The Real Cost of Running Qwen TTS Locally: Three Machines Compared

A.C. Jokela

2026-03-12

The Tesla P40 server standing on its side in an unheated Minnesota shop building, one of three machines benchmarked for local TTS generation

Every post on this site has an audio version. A small player at the top, a few minutes of narration, generated entirely on local hardware. No cloud API, no per-character fees, no data leaving the network. I wrote about setting up the pipeline on AMD Strix Halo earlier this year, and the system has been running in production since, generating narrations for new posts, regenerating old ones when I revise them, and occasionally processing long-form content that would cost real money through Google Cloud TTS or ElevenLabs.

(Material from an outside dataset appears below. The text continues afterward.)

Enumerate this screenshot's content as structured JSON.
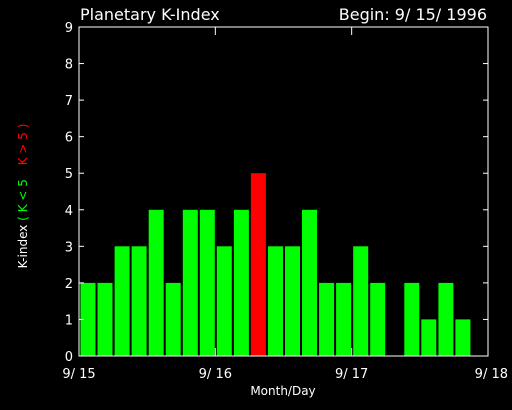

But I now have three machines capable of running Qwen3-TTS, and they could not be more different from each other. An Apple M3 Max laptop. An AMD Ryzen AI MAX+ 395 mini desktop with integrated Radeon graphics. And a four-GPU Tesla P40 server built from decade-old enterprise hardware bought on eBay. Three different silicon vendors, three different compute backends (MPS, ROCm, and CUDA) running the same model on the same text.

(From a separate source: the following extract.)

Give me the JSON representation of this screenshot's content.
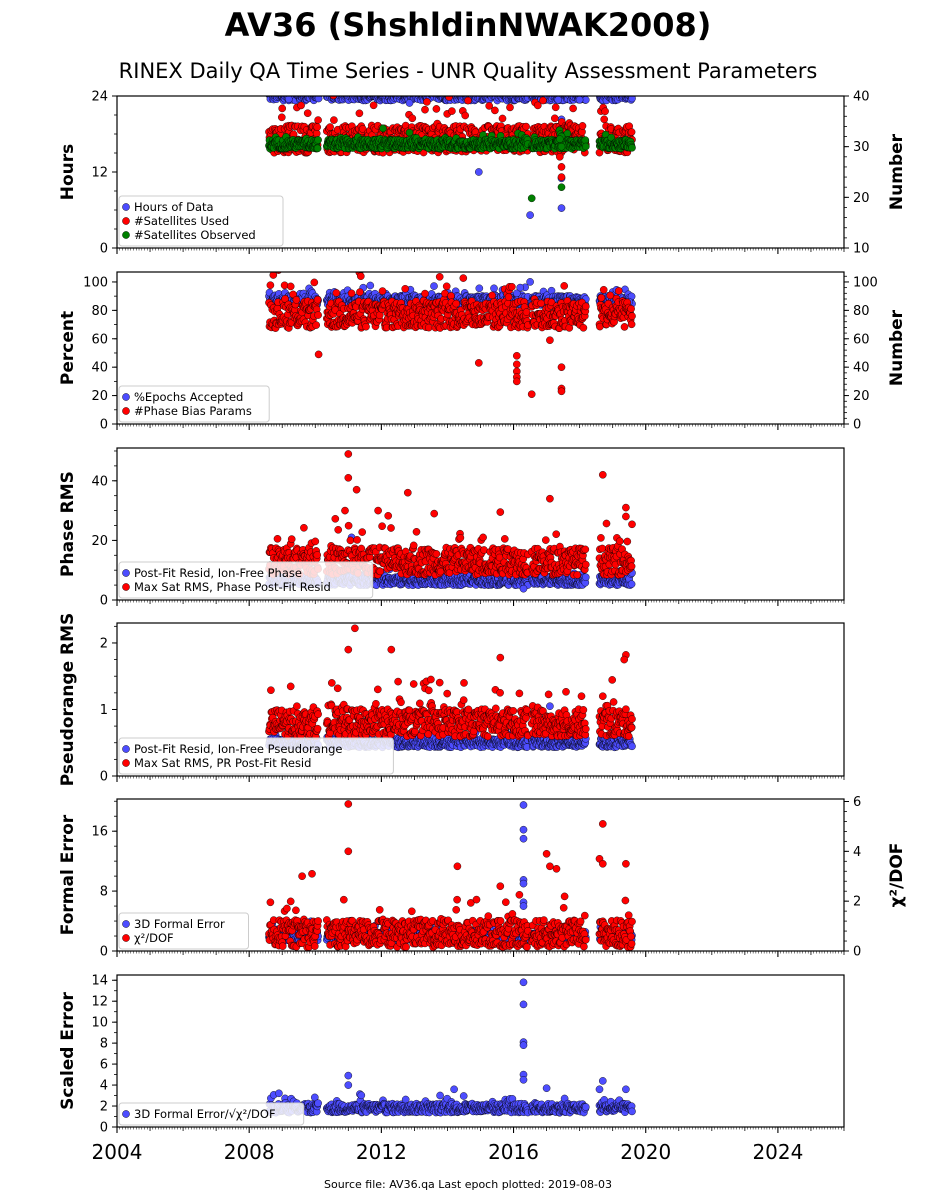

The question I wanted to answer is simple: how do they actually compare? Not on paper. Not in theoretical FLOPS. In wall-clock time, generating real audio from a real blog post.

The answer turned out to be more interesting than I expected, because the numbers tell a story about hardware architecture that raw specifications completely miss.

The Setup

The model is Qwen3-TTS-12Hz-1.7B-CustomVoice, a 1.7 billion parameter autoregressive text-to-speech model from Alibaba's Qwen team. It generates natural-sounding speech with multiple speaker voices. I use the Eric voice for all blog narrations: clear, professional, well-paced for technical content.

The three machines:

Apple M3 Max, a MacBook Pro with Apple's M3 Max chip. 14 CPU cores, 30 GPU cores, 64GB unified memory. The GPU runs through PyTorch's MPS (Metal Performance Shaders) backend. This is my daily driver laptop, and it generates TTS when I am writing and editing posts.

AMD Radeon 8060S, a Bosgame M5 mini desktop running AMD's Ryzen AI MAX+ 395. This is a Strix Halo APU with integrated RDNA 3.5 graphics, not a discrete GPU. It shares 128GB of DDR5 system memory with the CPU, with roughly 96GB addressable as VRAM. The GPU runs through ROCm 7.2 with PyTorch 2.9.1. The gfx1151 architecture requires specific PyTorch wheels from AMD's pre-release index and several environment variable overrides to function. I wrote a full setup guide for this machine.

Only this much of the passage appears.